2. There is much hatred towards Christianity in the world (biblical koine Greek: kosmos, or “world-system”) and Jesus did say, “you will be hated by all for My Name’s sake.” There is institutional discrimination and persecution (e.g., China, Turkey, Sudan, Iran, Nigeria, many other countries) and individual detestation (hosts of atheist sites rife with anti-Christian prejudice).
I asked you if you thought Jesus was a bigot precisely because He is perfect and lacks the faults that the rest of us Christians (and all of humanity) have. I was trying to get down to brass tacks. You haven’t answered me on that, and instead use it as a rhetorical device to pummel me some more.

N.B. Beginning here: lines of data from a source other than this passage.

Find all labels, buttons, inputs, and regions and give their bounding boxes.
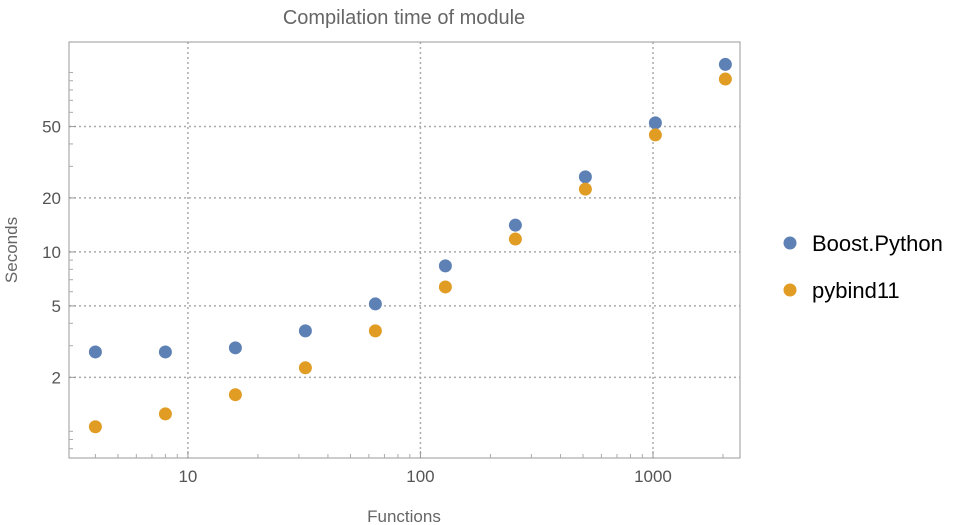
- point-pybind11: [158, 407, 172, 421]
- x-tick-label: 1000: [634, 467, 672, 486]
- point-boost-python: [648, 116, 662, 130]
- y-axis-label: Seconds: [2, 217, 21, 283]
- legend-label-boost-python: Boost.Python: [812, 231, 943, 256]
- point-boost-python: [88, 345, 102, 359]
- legend: Boost.Python pybind11: [783, 231, 943, 303]
- point-pybind11: [368, 324, 382, 338]
- legend-label-pybind11: pybind11: [812, 278, 900, 303]
- point-pybind11: [298, 361, 312, 375]
- x-axis-label: Functions: [367, 507, 441, 525]
- y-tick-label: 20: [42, 189, 61, 208]
- point-boost-python: [158, 345, 172, 359]
- grid: [69, 42, 740, 458]
- y-tick-label: 2: [52, 368, 61, 387]
- point-boost-python: [578, 170, 592, 184]
- point-boost-python: [508, 218, 522, 232]
- point-boost-python: [298, 324, 312, 338]
- data-points: [88, 57, 732, 434]
- ticks: 10 100 1000 2 5 10 20 50: [42, 72, 724, 486]
- plot-frame: [68, 41, 741, 459]
- point-pybind11: [718, 72, 732, 86]
- point-boost-python: [228, 341, 242, 355]
- legend-marker-pybind11: [783, 283, 797, 297]
- y-tick-label: 5: [52, 297, 61, 316]
- point-pybind11: [648, 128, 662, 142]
- point-pybind11: [88, 420, 102, 434]
- x-tick-label: 10: [178, 467, 197, 486]
- y-tick-label: 10: [42, 243, 61, 262]
- point-pybind11: [438, 280, 452, 294]
- point-pybind11: [578, 182, 592, 196]
- point-pybind11: [228, 388, 242, 402]
- x-tick-label: 100: [406, 467, 434, 486]
- point-boost-python: [438, 259, 452, 273]
- point-pybind11: [508, 232, 522, 246]
- point-boost-python: [368, 297, 382, 311]
- point-boost-python: [718, 57, 732, 71]
- chart-title: Compilation time of module: [283, 7, 525, 29]
- y-tick-label: 50: [42, 118, 61, 137]
- legend-marker-boost-python: [783, 236, 797, 250]
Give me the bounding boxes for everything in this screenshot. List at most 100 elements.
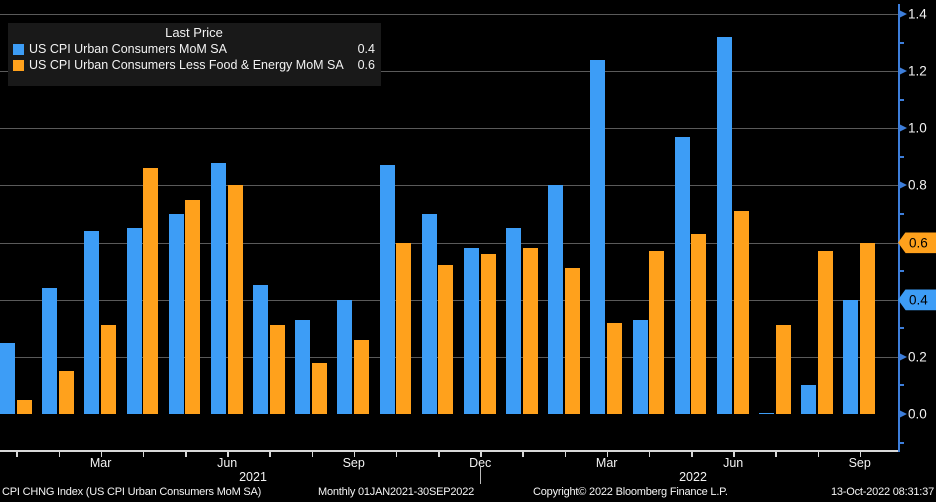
- bar-headline-sep-2022: [843, 299, 859, 414]
- legend-title: Last Price: [165, 25, 223, 40]
- x-axis-year-2022: 2022: [679, 470, 707, 484]
- bar-headline-nov-2021: [421, 214, 437, 414]
- x-tick-may-2021: [185, 451, 187, 457]
- bar-core-sep-2021: [354, 339, 369, 414]
- y-minor-tick: [899, 327, 904, 330]
- y-axis-label-1.4: 1.4: [908, 6, 927, 22]
- legend-row-headline-cpi[interactable]: US CPI Urban Consumers MoM SA 0.4: [13, 41, 375, 57]
- chart-legend: Last Price US CPI Urban Consumers MoM SA…: [8, 23, 381, 86]
- legend-series-last-price: 0.6: [357, 58, 375, 72]
- bar-headline-apr-2022: [632, 319, 648, 414]
- bar-core-may-2022: [691, 234, 707, 414]
- bar-core-may-2021: [185, 199, 201, 414]
- x-tick-feb-2022: [564, 451, 566, 457]
- x-axis-label-mar-14: Mar: [595, 456, 618, 470]
- bar-core-nov-2021: [438, 265, 454, 414]
- x-tick-nov-2021: [438, 451, 440, 457]
- year-divider-line: [480, 466, 481, 484]
- bar-headline-may-2021: [168, 214, 184, 414]
- gridline-0.6: [0, 242, 899, 244]
- y-minor-tick: [899, 441, 904, 444]
- gridline-0.8: [0, 185, 899, 187]
- bar-headline-mar-2022: [590, 59, 606, 414]
- x-tick-mar-2022: [606, 451, 609, 457]
- x-axis-label-sep-20: Sep: [848, 456, 871, 470]
- last-price-badge-0.6: 0.6: [898, 232, 936, 254]
- x-tick-jul-2022: [775, 451, 777, 457]
- y-tick-arrow-1.2: [899, 67, 907, 76]
- bar-core-jun-2021: [227, 185, 243, 414]
- y-minor-tick: [899, 98, 904, 101]
- bar-headline-apr-2021: [126, 228, 142, 414]
- y-tick-arrow-1.0: [899, 124, 907, 133]
- x-tick-aug-2022: [817, 451, 819, 457]
- x-axis-label-jun-17: Jun: [723, 456, 744, 470]
- bar-headline-jun-2021: [210, 162, 226, 414]
- x-tick-may-2022: [691, 451, 693, 457]
- footer-periodicity: Monthly 01JAN2021-30SEP2022: [318, 486, 475, 498]
- bar-core-feb-2022: [564, 268, 580, 414]
- blue-series-swatch-icon: [13, 43, 24, 55]
- bar-core-jan-2022: [522, 248, 538, 414]
- x-axis-label-mar-2: Mar: [89, 456, 112, 470]
- x-tick-sep-2021: [353, 451, 356, 457]
- bar-core-jan-2021: [16, 399, 32, 414]
- y-minor-tick: [899, 270, 904, 273]
- x-tick-jan-2021: [16, 451, 18, 457]
- y-axis-line: [898, 4, 900, 452]
- last-price-badge-0.4: 0.4: [898, 289, 936, 311]
- bar-headline-oct-2021: [379, 165, 395, 414]
- bar-core-feb-2021: [58, 371, 74, 414]
- legend-rows: US CPI Urban Consumers MoM SA 0.4 US CPI U…: [13, 41, 375, 73]
- bar-core-mar-2022: [607, 322, 622, 414]
- gridline-1.4: [0, 14, 899, 15]
- y-axis-label-1.0: 1.0: [908, 120, 927, 136]
- bar-headline-sep-2021: [337, 299, 353, 414]
- orange-series-swatch-icon: [13, 59, 24, 71]
- bar-headline-jan-2021: [0, 342, 15, 414]
- gridline-1.2: [0, 71, 899, 73]
- y-tick-arrow-0.2: [899, 352, 907, 361]
- legend-series-name: US CPI Urban Consumers MoM SA: [29, 42, 227, 56]
- bar-headline-jan-2022: [506, 228, 521, 414]
- y-axis-label-0.0: 0.0: [908, 406, 927, 422]
- y-axis-label-0.2: 0.2: [908, 349, 927, 365]
- chart-plot-area[interactable]: [0, 0, 899, 452]
- bar-core-sep-2022: [860, 242, 875, 414]
- y-minor-tick: [899, 384, 904, 387]
- x-axis-label-dec-11: Dec: [469, 456, 492, 470]
- bar-core-jul-2022: [775, 325, 791, 414]
- y-tick-arrow-0.0: [899, 410, 907, 418]
- y-minor-tick: [899, 213, 904, 215]
- x-tick-mar-2021: [100, 451, 103, 457]
- bar-core-aug-2021: [311, 362, 327, 414]
- y-tick-arrow-0.8: [899, 181, 907, 190]
- legend-row-core-cpi[interactable]: US CPI Urban Consumers Less Food & Energ…: [13, 57, 375, 73]
- bar-core-jul-2021: [269, 325, 285, 414]
- y-axis-label-1.2: 1.2: [908, 63, 927, 79]
- bar-headline-jul-2022: [759, 412, 775, 414]
- x-axis-label-jun-5: Jun: [217, 456, 238, 470]
- x-tick-jan-2022: [522, 451, 524, 457]
- footer-timestamp: 13-Oct-2022 08:31:37: [830, 486, 934, 498]
- y-minor-tick: [899, 155, 904, 158]
- bar-headline-may-2022: [674, 136, 690, 414]
- x-tick-jul-2021: [269, 451, 271, 457]
- gridline-1.0: [0, 128, 899, 130]
- x-tick-apr-2022: [648, 451, 651, 457]
- x-tick-oct-2021: [395, 451, 398, 457]
- footer-security-title: CPI CHNG Index (US CPI Urban Consumers M…: [2, 486, 262, 498]
- x-axis-label-sep-8: Sep: [342, 456, 365, 470]
- footer-copyright: Copyright© 2022 Bloomberg Finance L.P.: [533, 486, 728, 498]
- y-tick-arrow-1.4: [899, 10, 907, 18]
- legend-series-name: US CPI Urban Consumers Less Food & Energ…: [29, 58, 344, 72]
- bar-headline-jul-2021: [253, 285, 268, 414]
- x-tick-aug-2021: [311, 451, 313, 457]
- bar-headline-aug-2021: [295, 319, 311, 414]
- x-tick-feb-2021: [58, 451, 60, 457]
- x-tick-jun-2021: [227, 451, 229, 457]
- bar-headline-feb-2021: [42, 288, 58, 414]
- bar-headline-mar-2021: [84, 231, 100, 414]
- bar-core-apr-2021: [143, 168, 159, 414]
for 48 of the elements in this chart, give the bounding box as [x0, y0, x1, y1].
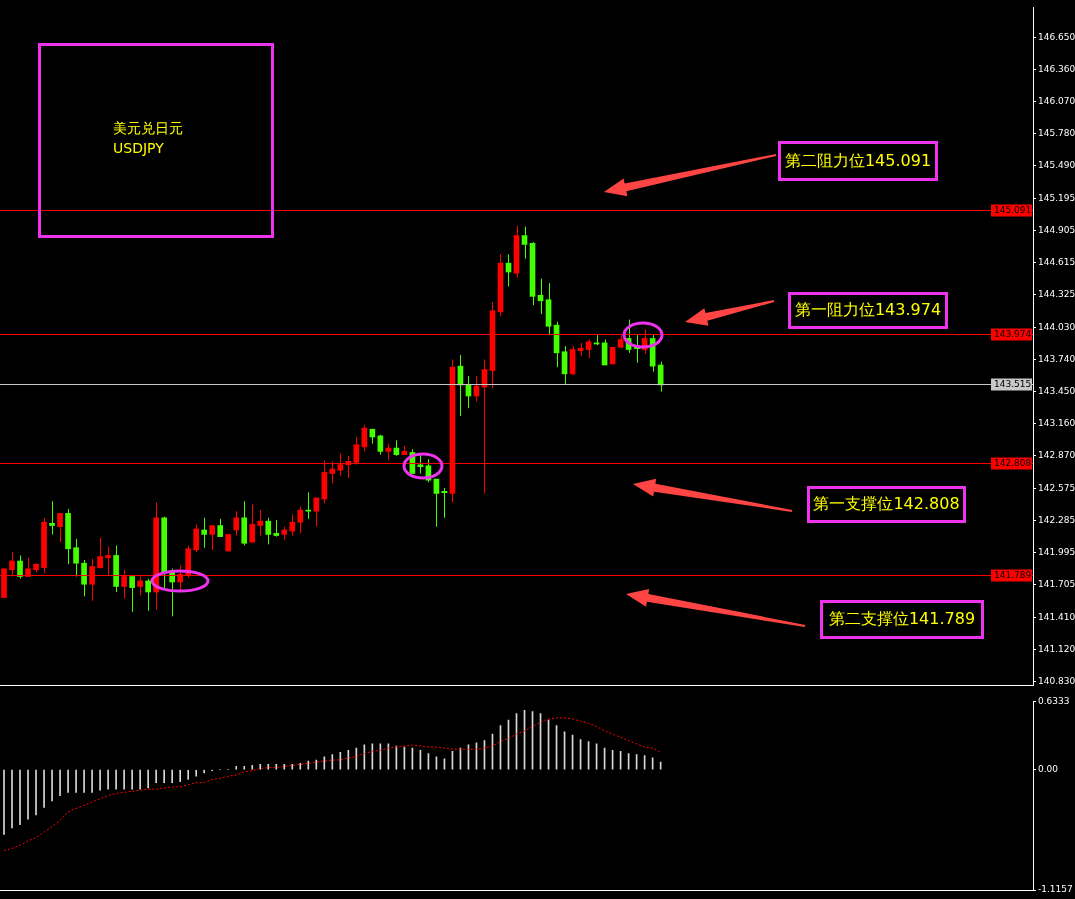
- ref-line-label: 141.789: [994, 569, 1032, 580]
- annotation: 第一支撑位142.808: [807, 486, 966, 523]
- y-tick-label: 140.830: [1038, 676, 1075, 687]
- candlestick: [49, 500, 55, 535]
- y-tick-label: 144.325: [1038, 289, 1075, 300]
- y-tick-label: 142.575: [1038, 482, 1075, 493]
- candlestick: [129, 576, 135, 613]
- y-tick-label: 146.070: [1038, 95, 1075, 106]
- text: USDJPY: [113, 139, 165, 158]
- line-series: [3, 717, 662, 852]
- y-tick-label: 144.615: [1038, 256, 1075, 267]
- ref-line-label: 142.808: [994, 457, 1032, 468]
- text: 美元兑日元: [113, 119, 183, 138]
- candlestick: [241, 500, 248, 546]
- y-tick-label: 141.120: [1038, 643, 1075, 654]
- y-tick-label: 141.705: [1038, 579, 1075, 590]
- ref-line-label: 143.974: [994, 328, 1032, 339]
- y-tick-label: 143.160: [1038, 418, 1075, 429]
- candlestick: [273, 519, 280, 538]
- y-tick-label: 141.995: [1038, 547, 1075, 558]
- y-tick-label: 143.450: [1038, 385, 1075, 396]
- candlestick: [73, 538, 79, 577]
- y-tick-label: 146.650: [1038, 31, 1075, 42]
- y-tick-label: 142.285: [1038, 514, 1075, 525]
- y-tick-label: 141.410: [1038, 611, 1075, 622]
- y-tick-label: 143.740: [1038, 353, 1075, 364]
- y-tick-label: 145.490: [1038, 160, 1075, 171]
- y-tick-label: 146.360: [1038, 63, 1075, 74]
- annotation: 第二支撑位141.789: [820, 600, 984, 639]
- y-tick-label: 144.030: [1038, 321, 1075, 332]
- annotation: 第二阻力位145.091: [778, 141, 938, 181]
- candlestick: [249, 504, 256, 543]
- y-tick-label: 0.00: [1038, 764, 1059, 775]
- y-tick-label: 144.905: [1038, 224, 1075, 235]
- ref-line-label: 145.091: [994, 204, 1032, 215]
- y-tick-label: 145.195: [1038, 192, 1075, 203]
- candlestick: [97, 537, 103, 570]
- annotation: 第一阻力位143.974: [788, 292, 948, 329]
- candlestick: [209, 525, 216, 551]
- y-tick-label: 0.6333: [1038, 695, 1070, 706]
- y-tick-label: 142.870: [1038, 450, 1075, 461]
- candlestick: [441, 487, 448, 519]
- y-tick-label: 145.780: [1038, 127, 1075, 138]
- candlestick: [217, 518, 224, 538]
- ref-line-label: 143.515: [994, 378, 1032, 389]
- candlestick: [305, 491, 312, 520]
- candlestick: [417, 454, 424, 475]
- y-tick-label: -1.1157: [1038, 884, 1073, 895]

Moreover, my original response that you cite was replying to the charge of “domineering bigotry . . . that has been a conservative religious mainstay for hundreds of years.” That is an extreme statement and a prejudiced one to boot. So I reacted to it, while conceding that there are many examples of bad and lousy Christians. I’m a Catholic. We’re certainly dealing with massive sinners in the Catholic Church [sexual abusers and enablers of same] (even among bishops and cardinals) right now.
But I do not agree that being part of an orthodox religious belief-system is identical to being a bigot. If I believed that, I would leave Christianity in a nanosecond. There are sinners and bad examples in any social group. You (along with my original dialogue opponent) appear to believe that being against homosexual sex is identical to “hating those of homosexual orientation.” That is false, and is a lie from the pit of hell. If that is what you expect to convince me of, you’ll be waiting a long time.
I am happy and delighted to talk with you, but I’ll tell you right now (lest there be no misunderstanding): if you hate Christians or Christianity then we will not be talking much: not because I am closed-minded but because in my experience discussions with people who are in bondage to hatred of any sort never go anywhere and are a perfect waste of time.
And if your position is that I “hate” people merely because I disagree with some view they have or their lifestyle, the discussion is over, too, because that’s a lie. I don’t hate anyone, and do my best to love all people, as Jesus commands me.
[after being informed that I had put up this new blog dialogue] Welp, gonna delete the reply I had drafted. I’m not interested in being part of your archive to wave around for blog fodder in 20 years. Toodles!
I see. In other words, you have no interest in dialogue. The stuff was already here in this combox. So why you object to it simply being put into a new blog paper is beyond me. Why comment here at all? But it’s not unexpected; almost was predictable.